Rohit Joshi and Siddharth Tak/Zee Research Group
Get set to loosen your wallet if you wish to fly anytime soon on key metro routes!
While the clearance to the induction of the low cost carrier (LCC) AirAsia to fly within India has fueled hopes of sustained discounted fares, the results of the recent fare cuts by some airlines have not been too encouraging.
January air traffic this year fell by five per cent in face of some bold cuts announced by airline companies facing sustained demand slump. Domestic passenger traffic has declined by around 5 per cent in 2012 when compared to 2011. The decline began May 2012.
SpiceJet and Jet Airways announced early this year select ticket auctions raising hopes that the worst was perhaps over. Go ahead to AirAsia’s proposal lend credence to the hope that discounted fares were here to stay forever. The LCC announcement preceded Dubai based Ethiad’s decision to partner Jet Airways in India.
Can AirAsia redefine India’s aviation sector by aggressive pricing or it will follow the Indian low cost carriers (LCC) model? Barring Air Deccan (now defunct), Indian LCCs such as Indigo, SpiceJet, Go Air, JetLite have not been able to sustain competitive pricing.
Ajay Singh, founder of SpiceJet, asserted, “In the short run, AirAsia will try to stimulate the market by reducing fares. The introductory fares will be low and that might result in some price cutting in the domestic market.”

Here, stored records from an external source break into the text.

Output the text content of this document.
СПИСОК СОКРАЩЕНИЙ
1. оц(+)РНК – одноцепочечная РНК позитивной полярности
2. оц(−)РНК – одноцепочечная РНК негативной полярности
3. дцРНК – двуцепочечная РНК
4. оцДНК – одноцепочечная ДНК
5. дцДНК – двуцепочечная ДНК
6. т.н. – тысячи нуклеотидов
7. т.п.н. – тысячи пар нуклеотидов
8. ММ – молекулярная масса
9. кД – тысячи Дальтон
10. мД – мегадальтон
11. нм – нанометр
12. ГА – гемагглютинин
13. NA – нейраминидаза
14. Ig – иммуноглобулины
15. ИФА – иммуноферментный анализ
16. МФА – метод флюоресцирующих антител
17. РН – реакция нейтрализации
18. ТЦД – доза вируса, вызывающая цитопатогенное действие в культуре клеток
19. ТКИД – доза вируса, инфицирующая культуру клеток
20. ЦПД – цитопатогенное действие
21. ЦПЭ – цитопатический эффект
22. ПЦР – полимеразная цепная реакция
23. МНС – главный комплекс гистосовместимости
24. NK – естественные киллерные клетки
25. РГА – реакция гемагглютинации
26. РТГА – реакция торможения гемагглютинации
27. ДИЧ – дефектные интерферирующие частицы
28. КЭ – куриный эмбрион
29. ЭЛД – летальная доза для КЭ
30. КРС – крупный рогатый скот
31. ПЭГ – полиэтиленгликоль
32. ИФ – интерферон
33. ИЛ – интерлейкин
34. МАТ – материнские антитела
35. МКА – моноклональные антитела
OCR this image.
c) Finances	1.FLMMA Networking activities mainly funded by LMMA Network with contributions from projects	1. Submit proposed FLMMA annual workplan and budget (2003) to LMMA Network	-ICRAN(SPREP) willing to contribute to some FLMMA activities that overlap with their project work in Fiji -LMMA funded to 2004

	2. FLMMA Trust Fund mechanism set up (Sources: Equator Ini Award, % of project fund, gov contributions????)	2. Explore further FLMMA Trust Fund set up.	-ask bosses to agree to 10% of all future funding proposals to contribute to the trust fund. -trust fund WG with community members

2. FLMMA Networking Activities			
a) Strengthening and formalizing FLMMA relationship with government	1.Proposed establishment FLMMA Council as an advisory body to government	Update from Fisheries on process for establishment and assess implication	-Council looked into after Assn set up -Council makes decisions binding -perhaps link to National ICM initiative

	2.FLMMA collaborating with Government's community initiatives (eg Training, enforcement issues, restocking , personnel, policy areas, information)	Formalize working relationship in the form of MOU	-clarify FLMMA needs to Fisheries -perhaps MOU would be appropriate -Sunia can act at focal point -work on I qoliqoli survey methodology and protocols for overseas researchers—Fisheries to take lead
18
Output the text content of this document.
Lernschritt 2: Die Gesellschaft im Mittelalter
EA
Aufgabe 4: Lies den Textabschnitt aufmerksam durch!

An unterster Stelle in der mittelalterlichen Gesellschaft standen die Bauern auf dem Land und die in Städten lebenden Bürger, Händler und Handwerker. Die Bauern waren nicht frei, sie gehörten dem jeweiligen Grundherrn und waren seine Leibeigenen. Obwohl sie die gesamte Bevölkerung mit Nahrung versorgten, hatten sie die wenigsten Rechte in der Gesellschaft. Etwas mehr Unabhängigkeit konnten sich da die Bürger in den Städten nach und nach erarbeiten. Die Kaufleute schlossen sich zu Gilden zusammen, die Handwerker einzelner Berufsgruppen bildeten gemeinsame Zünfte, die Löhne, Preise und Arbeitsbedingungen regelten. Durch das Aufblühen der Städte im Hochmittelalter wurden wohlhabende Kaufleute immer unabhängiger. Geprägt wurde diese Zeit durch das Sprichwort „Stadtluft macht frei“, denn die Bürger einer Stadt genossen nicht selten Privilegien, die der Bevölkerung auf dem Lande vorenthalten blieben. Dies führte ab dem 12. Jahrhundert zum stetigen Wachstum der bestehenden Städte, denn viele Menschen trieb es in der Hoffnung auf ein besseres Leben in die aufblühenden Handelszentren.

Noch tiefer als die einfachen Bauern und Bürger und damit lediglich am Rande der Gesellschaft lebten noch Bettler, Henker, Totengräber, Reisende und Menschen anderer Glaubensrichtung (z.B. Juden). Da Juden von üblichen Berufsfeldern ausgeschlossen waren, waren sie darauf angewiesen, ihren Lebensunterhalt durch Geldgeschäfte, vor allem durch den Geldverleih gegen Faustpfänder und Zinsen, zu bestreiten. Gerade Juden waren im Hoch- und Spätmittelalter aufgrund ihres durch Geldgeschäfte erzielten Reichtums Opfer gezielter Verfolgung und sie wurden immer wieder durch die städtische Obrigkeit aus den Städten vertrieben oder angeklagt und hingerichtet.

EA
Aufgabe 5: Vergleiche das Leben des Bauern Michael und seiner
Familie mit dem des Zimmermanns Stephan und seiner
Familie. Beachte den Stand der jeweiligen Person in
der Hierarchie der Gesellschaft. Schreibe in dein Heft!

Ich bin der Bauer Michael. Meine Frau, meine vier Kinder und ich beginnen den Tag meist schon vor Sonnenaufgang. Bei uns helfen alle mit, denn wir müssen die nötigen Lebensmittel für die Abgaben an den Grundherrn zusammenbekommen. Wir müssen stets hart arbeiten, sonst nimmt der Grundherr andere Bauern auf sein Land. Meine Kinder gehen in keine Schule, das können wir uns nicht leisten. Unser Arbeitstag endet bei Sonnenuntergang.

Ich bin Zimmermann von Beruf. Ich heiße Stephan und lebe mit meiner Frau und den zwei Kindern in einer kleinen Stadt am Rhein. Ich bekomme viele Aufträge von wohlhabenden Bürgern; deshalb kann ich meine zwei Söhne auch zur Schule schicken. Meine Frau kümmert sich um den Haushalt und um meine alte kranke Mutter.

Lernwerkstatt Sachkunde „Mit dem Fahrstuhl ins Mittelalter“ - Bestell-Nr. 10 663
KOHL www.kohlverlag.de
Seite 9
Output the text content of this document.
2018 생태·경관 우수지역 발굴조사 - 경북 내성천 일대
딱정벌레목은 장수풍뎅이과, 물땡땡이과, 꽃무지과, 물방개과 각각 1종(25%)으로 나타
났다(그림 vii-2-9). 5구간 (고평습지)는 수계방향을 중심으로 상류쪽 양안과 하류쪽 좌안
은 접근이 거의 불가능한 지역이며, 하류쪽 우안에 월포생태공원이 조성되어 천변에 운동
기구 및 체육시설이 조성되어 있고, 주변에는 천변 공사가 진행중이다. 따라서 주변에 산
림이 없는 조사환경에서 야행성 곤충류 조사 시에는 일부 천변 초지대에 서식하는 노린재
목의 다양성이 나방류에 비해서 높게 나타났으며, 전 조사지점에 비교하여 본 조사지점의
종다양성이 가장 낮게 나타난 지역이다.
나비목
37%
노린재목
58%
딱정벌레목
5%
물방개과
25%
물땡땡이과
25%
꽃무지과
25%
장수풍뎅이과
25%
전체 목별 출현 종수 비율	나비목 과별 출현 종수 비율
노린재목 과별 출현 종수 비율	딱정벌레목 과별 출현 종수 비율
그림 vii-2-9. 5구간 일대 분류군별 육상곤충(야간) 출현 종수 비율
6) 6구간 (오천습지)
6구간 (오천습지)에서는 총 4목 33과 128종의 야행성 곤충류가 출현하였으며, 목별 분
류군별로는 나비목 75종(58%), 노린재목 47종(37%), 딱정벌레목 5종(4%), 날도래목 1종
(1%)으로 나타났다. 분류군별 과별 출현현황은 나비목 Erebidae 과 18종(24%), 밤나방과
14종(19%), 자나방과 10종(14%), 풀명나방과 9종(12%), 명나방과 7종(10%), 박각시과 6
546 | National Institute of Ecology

Will the effort endure? Singh opined, “AirAsia would certainly be a medium to long term story.” There are doubts though whether AirAsia can even achieve this much on its low fare strategy. Sharan Lillaney, aviation watcher at Angel Broking, averred, “AirAsia will likely be starting its operations on regional routes where a lot of capacity is required hence price cut by it is unlikely in the short term.” However, he added that if it started on metro routes low fares might be the trend.
Are we reading too much in the LCC capability in India? “It can be possible that introductory fares may be lower for a month but that doesn’t give a whole year picture. A limited capacity of 4-5 planes is negligible and will not create competition in the market,” argued Lillaney.
This is not to suggest that the advent of AirAsia and Ethiad in India does not augur well for the aviation sector. While their entry will certainly help in expanding the aviation market as they will target new areas, AirAsia’s entry is certainly beneficial for the consumers as it will fill in the capacity gaps and provide them one more option to fly.
AirAsia has an established efficiency tag as a LCC. A J P Morgan Report said, “AirAsia has a good cost management track record. AirAsia and its JV airlines Thai AirAsia and Indonesia AirAsia’s unit cost ex-fuel are nearly 21- 42 per cent lower than existing Indian carriers”. This is going to help them in India, said Singh (formerly with Spice Jet).
Jitendra Bhargava, former ED, Air India, is confident that AirAsia would bring “real” low cost fares to India. “LCC business is successful in India but only disadvantage is that the benefit is not passed on to the passengers,” he lamented. Bhargava said traffic would grow only if fares were moderated.